# amplificador de audio para celular



## eskanter (May 12, 2010)

Holaaa... bueno soy nuevo en este foro y estoy desarrollando un proyecto el cual consiste en un amplificador para celular, con esto quiero amplificar la señal de salida de los audifonos he buscado varios circuitos como el que pongo a continuacion y no se si me serviria para lo que necesito, si conocen algun circuito que pueda desarrollar se los agradeceria, de antemano  gracias y espero su ayuda


----------



## arrivaellobo (May 12, 2010)

Te recomiendo el circuito con el lm386, lo construí hace bien poco y anda muy bien y es barato. Si no un TDA2822 tambien te puede servir.

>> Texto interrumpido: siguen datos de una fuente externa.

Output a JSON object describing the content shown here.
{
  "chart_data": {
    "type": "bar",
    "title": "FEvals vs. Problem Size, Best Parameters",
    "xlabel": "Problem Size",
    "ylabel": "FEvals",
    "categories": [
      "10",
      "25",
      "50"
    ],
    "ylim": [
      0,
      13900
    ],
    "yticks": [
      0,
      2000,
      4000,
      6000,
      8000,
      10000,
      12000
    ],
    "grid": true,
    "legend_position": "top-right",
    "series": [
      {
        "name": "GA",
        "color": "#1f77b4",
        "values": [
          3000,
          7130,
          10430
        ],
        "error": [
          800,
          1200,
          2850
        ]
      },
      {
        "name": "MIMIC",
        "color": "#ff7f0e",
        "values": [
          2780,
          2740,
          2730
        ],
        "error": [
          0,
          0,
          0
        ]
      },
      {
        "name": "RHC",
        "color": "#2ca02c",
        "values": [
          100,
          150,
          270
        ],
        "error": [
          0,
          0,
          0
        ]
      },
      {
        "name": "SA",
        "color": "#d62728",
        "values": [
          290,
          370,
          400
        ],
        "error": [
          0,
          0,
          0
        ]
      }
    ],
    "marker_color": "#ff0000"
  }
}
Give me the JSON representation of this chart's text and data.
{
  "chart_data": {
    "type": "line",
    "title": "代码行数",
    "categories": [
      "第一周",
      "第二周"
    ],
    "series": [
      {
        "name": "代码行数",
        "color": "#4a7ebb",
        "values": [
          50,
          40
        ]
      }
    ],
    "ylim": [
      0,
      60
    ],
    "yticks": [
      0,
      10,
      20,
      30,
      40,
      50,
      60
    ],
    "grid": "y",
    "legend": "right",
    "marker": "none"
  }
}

Busca por el foro que hay mil.
Un saludo


----------



## palomo (May 13, 2010)

`Hola compatriota bienvenido al foro de FE, te recomiendo que uses el buscador, te mandara a cantidad de temas de amplificadores de todos tamaños y potencias, si quieres uno bueno, sencillo y sin tanta dificultad ocupa este https://www.forosdeelectronica.com/...50-lm1875-puente-simple-pre-tl072-pcbs-14305/  dede 15W asta 25W suficientes para unas pequeñas torres.

Saludos.


----------



## Tavo (May 13, 2010)

Un TDA2050 te va excelente para cualquier fuente de sonido: mp3, mp4, mp5, mp6, mp7, mp28, mp190, mp236, etc... jaja

Y obviamente celulares.
Podrías hacer algo más chico, un TDA2030, que es casi lo mismo pero larga 10W RMS con alta fidelidad.
Nunca hagas el TDA2003. Te va a decepcionar increíblemente si está mal hecho.

Ultimo consejo.
Antes de elegir el amplificador que vas a hacer, dedicate tiempo a elegir la fuente o transformador que vas a comprar. Es mejor "ponerle un amplificador a un transformador" que "ponerle un transformador a un amplificador"... jaja

Lo mejor es que el transformador entregue la potencia que te pide el circuito.

Saludos.
T10


----------



## Nimer (May 13, 2010)

Podría cada uno recomendarte un circuito distinto de acuerdo a lo que se le ocurre en el momento. Pero sería mejor que dijeras con qué pensás alimentarlo, o qué potencia de salida es lo que estás buscando, para poder guiarte mejor.

Saludos.


----------